Other Voice Search Patents
Instead of digging too deeply into those other patents, I’m just going to list a few of those here so that anyone interested in digging further into voice search can do so. There are more patents that focus on voice search, but I didn’t see any specifically about searching for businesses.
Automatic language model update
Inventors: Michael H. Cohen, Shumeet Baluja, Pedro J. Moreno Mengibar
Assignee: Google LLC (N/A)
US Patent: 9,953,636
Granted: April 24, 2018
Filed: October 9, 2015
A method for generating a speech recognition model includes accessing a baseline speech recognition model, obtaining information related to recent language usage from search queries, and modifying the speech recognition model to revise probabilities of a portion of a sound occurrence based on the information. The portion of a sound may include a word. Also, a method for generating a speech recognition model, includes receiving at a search engine from a remote device an audio recording and a transcript that substantially represents at least a portion of the audio recording, synchronizing the transcript with the audio recording, extracting one or more letters from the transcript and extracting the associated pronunciation of the one or more letters from the audio recording, and generating a dictionary entry in a pronunciation dictionary.

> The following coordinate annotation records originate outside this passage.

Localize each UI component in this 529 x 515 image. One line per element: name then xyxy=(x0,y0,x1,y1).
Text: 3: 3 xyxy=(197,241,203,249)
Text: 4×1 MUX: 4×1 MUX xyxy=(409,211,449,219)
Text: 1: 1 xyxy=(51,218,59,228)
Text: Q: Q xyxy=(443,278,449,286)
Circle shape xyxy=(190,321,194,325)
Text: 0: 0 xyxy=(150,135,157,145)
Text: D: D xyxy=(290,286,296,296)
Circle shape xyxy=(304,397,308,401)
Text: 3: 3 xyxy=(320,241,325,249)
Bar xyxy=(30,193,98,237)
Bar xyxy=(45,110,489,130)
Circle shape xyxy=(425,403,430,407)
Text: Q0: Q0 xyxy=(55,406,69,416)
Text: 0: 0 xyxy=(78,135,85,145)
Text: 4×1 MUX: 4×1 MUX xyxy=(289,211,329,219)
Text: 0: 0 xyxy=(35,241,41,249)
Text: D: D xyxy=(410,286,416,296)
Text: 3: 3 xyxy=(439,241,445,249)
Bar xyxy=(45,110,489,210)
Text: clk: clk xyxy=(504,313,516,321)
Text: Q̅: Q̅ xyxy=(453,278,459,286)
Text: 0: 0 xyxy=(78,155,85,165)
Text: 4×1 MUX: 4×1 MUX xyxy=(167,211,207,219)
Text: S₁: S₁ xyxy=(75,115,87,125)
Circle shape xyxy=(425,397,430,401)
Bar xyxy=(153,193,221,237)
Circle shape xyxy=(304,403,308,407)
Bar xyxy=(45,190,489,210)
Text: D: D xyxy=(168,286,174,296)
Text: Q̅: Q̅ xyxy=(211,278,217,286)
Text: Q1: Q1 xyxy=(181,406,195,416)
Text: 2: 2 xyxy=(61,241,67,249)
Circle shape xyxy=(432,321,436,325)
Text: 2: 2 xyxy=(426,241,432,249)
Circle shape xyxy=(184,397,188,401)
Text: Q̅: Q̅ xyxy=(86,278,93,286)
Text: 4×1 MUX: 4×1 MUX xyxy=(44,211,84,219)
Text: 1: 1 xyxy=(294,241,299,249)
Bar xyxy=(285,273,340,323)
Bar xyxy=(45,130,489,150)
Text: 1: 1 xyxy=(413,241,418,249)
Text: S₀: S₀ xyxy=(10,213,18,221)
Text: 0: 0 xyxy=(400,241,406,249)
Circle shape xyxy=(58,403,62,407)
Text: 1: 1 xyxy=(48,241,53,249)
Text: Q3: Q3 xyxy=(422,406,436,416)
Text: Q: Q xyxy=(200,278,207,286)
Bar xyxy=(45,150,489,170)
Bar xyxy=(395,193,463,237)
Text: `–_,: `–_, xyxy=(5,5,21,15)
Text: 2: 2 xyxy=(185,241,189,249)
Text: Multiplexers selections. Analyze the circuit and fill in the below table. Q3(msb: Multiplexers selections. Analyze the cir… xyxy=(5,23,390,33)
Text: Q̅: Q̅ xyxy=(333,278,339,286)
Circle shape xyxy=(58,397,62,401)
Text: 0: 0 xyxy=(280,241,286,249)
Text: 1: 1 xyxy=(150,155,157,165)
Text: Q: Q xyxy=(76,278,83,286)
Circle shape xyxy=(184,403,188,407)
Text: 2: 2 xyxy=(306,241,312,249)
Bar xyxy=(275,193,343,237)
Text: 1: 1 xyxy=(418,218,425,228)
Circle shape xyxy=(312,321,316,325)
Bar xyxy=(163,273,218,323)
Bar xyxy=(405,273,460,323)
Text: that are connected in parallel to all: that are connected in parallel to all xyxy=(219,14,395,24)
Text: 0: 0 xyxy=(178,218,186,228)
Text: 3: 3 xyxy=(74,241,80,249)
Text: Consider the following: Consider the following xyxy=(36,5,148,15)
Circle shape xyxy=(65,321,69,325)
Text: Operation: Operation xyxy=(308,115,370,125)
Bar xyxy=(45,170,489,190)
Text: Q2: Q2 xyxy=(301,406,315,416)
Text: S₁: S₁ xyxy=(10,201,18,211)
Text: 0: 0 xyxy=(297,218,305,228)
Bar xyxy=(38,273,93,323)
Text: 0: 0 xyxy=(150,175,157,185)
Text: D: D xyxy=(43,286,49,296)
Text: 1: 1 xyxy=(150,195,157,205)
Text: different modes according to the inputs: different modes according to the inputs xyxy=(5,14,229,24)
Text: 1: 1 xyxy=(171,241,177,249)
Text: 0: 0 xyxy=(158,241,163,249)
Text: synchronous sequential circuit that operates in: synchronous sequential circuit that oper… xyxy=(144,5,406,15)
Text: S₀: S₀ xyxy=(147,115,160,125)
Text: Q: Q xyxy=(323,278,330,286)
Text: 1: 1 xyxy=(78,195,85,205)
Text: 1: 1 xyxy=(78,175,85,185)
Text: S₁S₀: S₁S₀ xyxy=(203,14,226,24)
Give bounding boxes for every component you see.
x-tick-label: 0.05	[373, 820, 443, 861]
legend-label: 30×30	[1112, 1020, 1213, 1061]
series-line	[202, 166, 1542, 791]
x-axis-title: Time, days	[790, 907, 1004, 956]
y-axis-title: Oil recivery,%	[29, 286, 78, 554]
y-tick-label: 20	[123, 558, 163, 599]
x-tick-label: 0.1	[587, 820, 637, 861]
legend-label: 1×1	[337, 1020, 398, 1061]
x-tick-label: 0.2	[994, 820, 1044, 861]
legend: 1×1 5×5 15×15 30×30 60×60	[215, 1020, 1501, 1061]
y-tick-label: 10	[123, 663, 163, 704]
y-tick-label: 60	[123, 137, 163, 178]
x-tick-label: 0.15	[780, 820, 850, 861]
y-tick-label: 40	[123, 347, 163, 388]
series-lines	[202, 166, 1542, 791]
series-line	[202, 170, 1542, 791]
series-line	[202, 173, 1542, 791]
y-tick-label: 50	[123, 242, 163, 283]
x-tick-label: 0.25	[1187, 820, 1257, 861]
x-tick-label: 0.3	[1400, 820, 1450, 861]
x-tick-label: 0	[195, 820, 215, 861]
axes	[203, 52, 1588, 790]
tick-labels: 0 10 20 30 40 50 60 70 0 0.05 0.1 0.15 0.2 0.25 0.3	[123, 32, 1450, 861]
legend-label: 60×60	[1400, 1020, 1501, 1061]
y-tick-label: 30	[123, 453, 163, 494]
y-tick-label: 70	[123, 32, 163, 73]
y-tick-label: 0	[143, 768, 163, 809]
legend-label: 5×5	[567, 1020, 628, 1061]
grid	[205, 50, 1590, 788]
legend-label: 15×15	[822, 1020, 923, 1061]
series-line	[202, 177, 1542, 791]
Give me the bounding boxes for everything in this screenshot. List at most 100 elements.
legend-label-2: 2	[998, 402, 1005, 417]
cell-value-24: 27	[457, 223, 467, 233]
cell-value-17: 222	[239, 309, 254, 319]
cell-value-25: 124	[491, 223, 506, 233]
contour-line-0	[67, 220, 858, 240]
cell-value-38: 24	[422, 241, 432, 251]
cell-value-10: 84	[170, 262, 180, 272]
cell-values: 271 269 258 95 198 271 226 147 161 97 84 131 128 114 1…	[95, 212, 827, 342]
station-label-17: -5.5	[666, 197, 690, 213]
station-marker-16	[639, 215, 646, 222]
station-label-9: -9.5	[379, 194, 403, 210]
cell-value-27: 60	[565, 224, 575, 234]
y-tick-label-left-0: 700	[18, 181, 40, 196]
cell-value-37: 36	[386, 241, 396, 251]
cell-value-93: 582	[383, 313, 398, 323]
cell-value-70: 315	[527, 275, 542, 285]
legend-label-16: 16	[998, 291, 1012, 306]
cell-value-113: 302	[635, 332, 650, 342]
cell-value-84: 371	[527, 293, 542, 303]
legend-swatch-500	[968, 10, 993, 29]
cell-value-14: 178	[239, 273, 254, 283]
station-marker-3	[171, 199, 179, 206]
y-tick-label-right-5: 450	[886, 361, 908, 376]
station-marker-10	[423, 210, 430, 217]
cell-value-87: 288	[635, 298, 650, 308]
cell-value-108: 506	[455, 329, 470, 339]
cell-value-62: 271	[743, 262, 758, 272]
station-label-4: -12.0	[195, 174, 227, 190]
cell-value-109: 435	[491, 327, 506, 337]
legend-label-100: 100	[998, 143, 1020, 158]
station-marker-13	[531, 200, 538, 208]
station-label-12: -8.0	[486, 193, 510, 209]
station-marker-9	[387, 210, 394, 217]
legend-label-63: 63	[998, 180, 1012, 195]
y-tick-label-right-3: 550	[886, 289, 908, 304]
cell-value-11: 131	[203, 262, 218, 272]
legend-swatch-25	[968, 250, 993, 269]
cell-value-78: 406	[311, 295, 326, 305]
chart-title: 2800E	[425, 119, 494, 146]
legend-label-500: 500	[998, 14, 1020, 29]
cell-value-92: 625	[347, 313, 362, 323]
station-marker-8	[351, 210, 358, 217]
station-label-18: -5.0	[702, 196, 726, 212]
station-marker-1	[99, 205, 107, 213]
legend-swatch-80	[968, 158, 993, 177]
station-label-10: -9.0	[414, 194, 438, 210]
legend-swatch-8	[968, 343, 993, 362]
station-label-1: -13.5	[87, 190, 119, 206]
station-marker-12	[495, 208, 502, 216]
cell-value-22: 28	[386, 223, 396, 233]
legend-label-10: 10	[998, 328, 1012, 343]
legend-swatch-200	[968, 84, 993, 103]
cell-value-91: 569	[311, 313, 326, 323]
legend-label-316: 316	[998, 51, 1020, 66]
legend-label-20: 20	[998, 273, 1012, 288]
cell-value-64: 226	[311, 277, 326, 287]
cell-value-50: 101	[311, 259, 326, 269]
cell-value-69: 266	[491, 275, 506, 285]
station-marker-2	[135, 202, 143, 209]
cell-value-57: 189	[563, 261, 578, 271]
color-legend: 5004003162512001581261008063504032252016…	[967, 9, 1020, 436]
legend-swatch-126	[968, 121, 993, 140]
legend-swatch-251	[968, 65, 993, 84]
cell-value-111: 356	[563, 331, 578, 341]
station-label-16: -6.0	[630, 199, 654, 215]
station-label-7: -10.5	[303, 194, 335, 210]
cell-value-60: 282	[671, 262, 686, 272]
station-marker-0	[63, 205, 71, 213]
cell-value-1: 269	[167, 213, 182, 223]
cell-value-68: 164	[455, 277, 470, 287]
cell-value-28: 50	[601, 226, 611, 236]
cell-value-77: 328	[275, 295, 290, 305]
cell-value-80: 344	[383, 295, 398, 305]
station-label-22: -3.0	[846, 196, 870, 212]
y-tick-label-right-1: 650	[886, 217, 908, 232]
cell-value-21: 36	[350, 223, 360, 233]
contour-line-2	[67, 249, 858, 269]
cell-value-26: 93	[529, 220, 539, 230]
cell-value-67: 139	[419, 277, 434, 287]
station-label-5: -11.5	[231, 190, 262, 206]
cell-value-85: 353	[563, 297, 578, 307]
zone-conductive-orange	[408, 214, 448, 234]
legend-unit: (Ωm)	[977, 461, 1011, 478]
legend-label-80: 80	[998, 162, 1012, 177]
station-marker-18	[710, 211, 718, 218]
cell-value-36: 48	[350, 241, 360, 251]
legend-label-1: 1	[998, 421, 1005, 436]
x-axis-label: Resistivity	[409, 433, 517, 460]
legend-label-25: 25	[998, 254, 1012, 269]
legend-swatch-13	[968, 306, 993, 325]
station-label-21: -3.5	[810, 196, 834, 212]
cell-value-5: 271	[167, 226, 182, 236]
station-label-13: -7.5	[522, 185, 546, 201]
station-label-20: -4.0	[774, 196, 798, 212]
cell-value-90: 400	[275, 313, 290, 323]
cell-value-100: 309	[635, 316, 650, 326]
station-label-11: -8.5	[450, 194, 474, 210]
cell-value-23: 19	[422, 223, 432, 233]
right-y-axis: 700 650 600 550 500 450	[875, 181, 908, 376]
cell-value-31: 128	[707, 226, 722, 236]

Speech recognition with attention-based recurrent neural networks
Inventors: William Chan, Navdeep Jaitly, Quoc V. Le, Oriol Vinyals and Noam M. Shazeer
Assignee: Google Inc.
Granted: October 24, 2017
Filed: February 26, 2016
Methods, systems, and apparatus, including computer programs encoded on computer storage media for speech recognition. One method includes obtaining an input acoustic sequence, the input acoustic sequence representing an utterance, and the input acoustic sequence comprising a respective acoustic feature representation at each of a first number of time steps; processing the input acoustic sequence using a first neural network to convert the input acoustic sequence into an alternative representation for the input acoustic sequence; processing the alternative representation for the input acoustic sequence using an attention-based Recurrent Neural Network (RNN) to generate, for each position in an output sequence order, a set of substring scores that includes a respective substring score for each substring in a set of substrings; and generating a sequence of substrings that represent a transcription of the utterance.
Data driven word pronunciation learning and scoring with crowdsourcing based on the word’s phonemes pronunciation scores
Inventors: Fuchun Peng, Francoise Beaufays, Brian Strope, Xin Lei, Pedro J. Moreno Mengibar and Trevor D. Strohman
Assignee: Google Inc.
US Patent: 9,741,339
Granted: August 22, 2017
Filed: June 28, 2013
Methods, systems, and apparatus, including computer programs encoded on a computer storage medium, for determining pronunciations for particular terms. The methods, systems, and apparatus include actions of obtaining audio samples of speech corresponding to a particular term and obtaining candidate pronunciations for the particular term. Further actions include generating, for each candidate pronunciation for the particular term and audio sample of speech corresponding to the particular term, a score reflecting a level of similarity between of the candidate pronunciation and the audio sample, wherein the said score for the particular term is obtained by using a minimum of individual scores of phonemes comprising the term. Additional actions include aggregating the scores for each candidate pronunciation and adding one or more candidate pronunciations for the particular term to a pronunciation lexicon based on the aggregated scores for the candidate pronunciations.